Capturing the essence of our customers’ (or prospects’) needs and jobs-to-be-done (JTBD) enables us to develop new innovation opportunities.
This, combined with the transformation of our business models, allows us to have maximum impact on value creation and the development of a competitive advantage.
Jobs-to-be-done (JTBD) refers to the tasks, goals or problems that customers seek to accomplish in their daily lives.
Rather than focusing on the specific features of a product or service, the JTBD perspective focuses on the outcomes and benefits customers are looking for.
Remember, people buy a drill not to own a tool, but to drill holes! Understanding this fundamental purpose allows us to explore innovative alternatives, such as no-drill mounting solutions.
To capture the essence of needs and JTBDs, it is essential to conduct in-depth customer research. This can include in-person interviews, surveys, field observations and behavioral data analysis.

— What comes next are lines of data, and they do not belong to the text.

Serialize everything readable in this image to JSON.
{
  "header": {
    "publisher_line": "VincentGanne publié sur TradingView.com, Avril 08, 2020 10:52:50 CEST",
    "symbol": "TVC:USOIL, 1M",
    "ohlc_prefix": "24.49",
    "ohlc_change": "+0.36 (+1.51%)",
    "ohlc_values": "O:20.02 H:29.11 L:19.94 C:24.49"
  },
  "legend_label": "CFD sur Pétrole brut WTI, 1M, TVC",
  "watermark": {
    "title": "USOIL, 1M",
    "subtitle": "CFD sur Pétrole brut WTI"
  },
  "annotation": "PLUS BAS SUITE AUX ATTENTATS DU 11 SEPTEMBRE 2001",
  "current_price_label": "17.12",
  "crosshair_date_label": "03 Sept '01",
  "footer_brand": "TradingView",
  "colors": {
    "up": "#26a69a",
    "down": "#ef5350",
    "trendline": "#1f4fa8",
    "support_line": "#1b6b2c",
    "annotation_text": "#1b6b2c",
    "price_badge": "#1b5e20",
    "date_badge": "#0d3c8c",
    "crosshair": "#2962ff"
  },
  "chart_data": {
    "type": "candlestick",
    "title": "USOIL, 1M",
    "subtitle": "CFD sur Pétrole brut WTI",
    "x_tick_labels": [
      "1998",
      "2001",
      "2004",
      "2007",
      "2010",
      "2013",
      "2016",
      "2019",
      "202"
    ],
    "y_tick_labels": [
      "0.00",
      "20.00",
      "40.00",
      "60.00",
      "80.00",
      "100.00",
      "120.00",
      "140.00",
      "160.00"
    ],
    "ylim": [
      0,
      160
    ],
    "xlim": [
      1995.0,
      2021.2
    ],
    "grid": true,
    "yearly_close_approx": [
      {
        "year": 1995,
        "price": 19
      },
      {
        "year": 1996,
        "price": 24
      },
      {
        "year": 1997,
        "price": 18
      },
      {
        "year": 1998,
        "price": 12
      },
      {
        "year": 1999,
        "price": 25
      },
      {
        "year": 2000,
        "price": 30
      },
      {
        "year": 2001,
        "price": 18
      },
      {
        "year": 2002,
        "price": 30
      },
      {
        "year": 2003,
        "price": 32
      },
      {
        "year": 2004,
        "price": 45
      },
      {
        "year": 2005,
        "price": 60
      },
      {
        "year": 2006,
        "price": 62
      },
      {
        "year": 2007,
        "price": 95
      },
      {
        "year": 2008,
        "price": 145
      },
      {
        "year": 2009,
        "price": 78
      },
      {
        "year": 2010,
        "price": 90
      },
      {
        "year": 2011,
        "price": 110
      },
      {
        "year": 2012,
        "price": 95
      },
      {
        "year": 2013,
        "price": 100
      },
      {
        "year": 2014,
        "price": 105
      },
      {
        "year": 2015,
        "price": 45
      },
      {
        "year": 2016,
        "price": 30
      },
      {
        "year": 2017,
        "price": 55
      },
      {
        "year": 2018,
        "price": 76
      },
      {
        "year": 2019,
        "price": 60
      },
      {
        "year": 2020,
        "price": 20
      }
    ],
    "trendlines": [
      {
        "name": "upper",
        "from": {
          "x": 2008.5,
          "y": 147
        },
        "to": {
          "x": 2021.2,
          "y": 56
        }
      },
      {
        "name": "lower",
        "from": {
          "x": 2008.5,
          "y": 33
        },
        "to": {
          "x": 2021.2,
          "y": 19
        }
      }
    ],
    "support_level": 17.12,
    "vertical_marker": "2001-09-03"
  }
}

Explore in the field. Observe and capture information. Be somewhat of an anthropologist.
The goal is to uncover customers’ underlying motivations, frustrations, expectations, and the circumstances in which they seek to accomplish their tasks. Think in terms of jobs, pains and gains.
This deep understanding helps define opportunities for innovation and develop solutions that truly meet customer needs.
Building an innovative business model
Once the needs and JTBDs are clearly identified, it is important to turn this information into concrete actions.
Here are some key steps to develop new innovation opportunities and transform the business model:
Generate ideas to rethink the value proposition
Next, organize brainstorming sessions involving multidisciplinary teams to generate creative ideas. Encourage divergent thinking, demonstrate empathy and use techniques such as brainstorming, mind mapping and design thinking to explore different perspectives.
Evaluate the ideas generated based on their relevance to customer needs, technical feasibility and business potential. Use clear criteria to evaluate and rank ideas to focus on those with the greatest potential. Identify the conditions for success and the riskiest elements.
Create prototypes or minimum viable versions (MVPs) of the most promising concepts. Prototypes allow for rapid testing of ideas and valuable feedback from customers. This iterative approach allows you to fine-tune and improve solutions before developing them on a large scale.
Testing and iteration
Test prototypes with real customers to assess usability, fit and appeal. Gather feedback, data and observations to iterate and refine solutions. It’s important to take an agile approach, iterating quickly and adapting to customer feedback. This validation step helps to de-risk the process and increases confidence in the various hypotheses (Yes, there are always some!).
Once you’ve identified a viable solution, it’s time to think about transforming the business model to maximize value creation. Analyze how your solution can be articulated by taking advantage of innovative elements in the business model. Think about channels, key activities, and different revenue streams. Again, there is an element of uncertainty here that requires testing and validation.
To create maximum value, it is often necessary to partner with other players in the ecosystem. Identify potential partners who can help build and deliver your solution. This may include manufacturers, suppliers, distributors, technology platforms or even complementary competitors.
Customer experience plays a critical role in creating value. Analyze the customer journey and identify key touch points where you can provide additional value. This may include improving accessibility, convenience, personalization, customer support, etc. Focus on creating an exceptional customer experience that retains and engages customers.
Scalability and sustainability
When transforming a business model, it’s important to think long-term. Make sure your solution can evolve and adapt to changes in the market, technologies and customer preferences. Build in feedback and continuous learning mechanisms to stay in tune with customer needs and iterate accordingly.
There are several well-documented approaches to exploring and rethinking the value offered by one’s business model.
The right approach
We have echoed many of them in our articles and podcast episodes. Think of Design Thinking, Business Model Innovation and the Blue Ocean Strategy.
Often, we make the mistake of looking for the best approach.
It’s more about identifying the right approach. The one that takes into account the possible collaboration, the competencies mastered by the team, the time available and the objectives pursued.
The right combination of the different elements will allow you to create this unique value for your customers as well as your shareholders (without forgetting the societal actors!)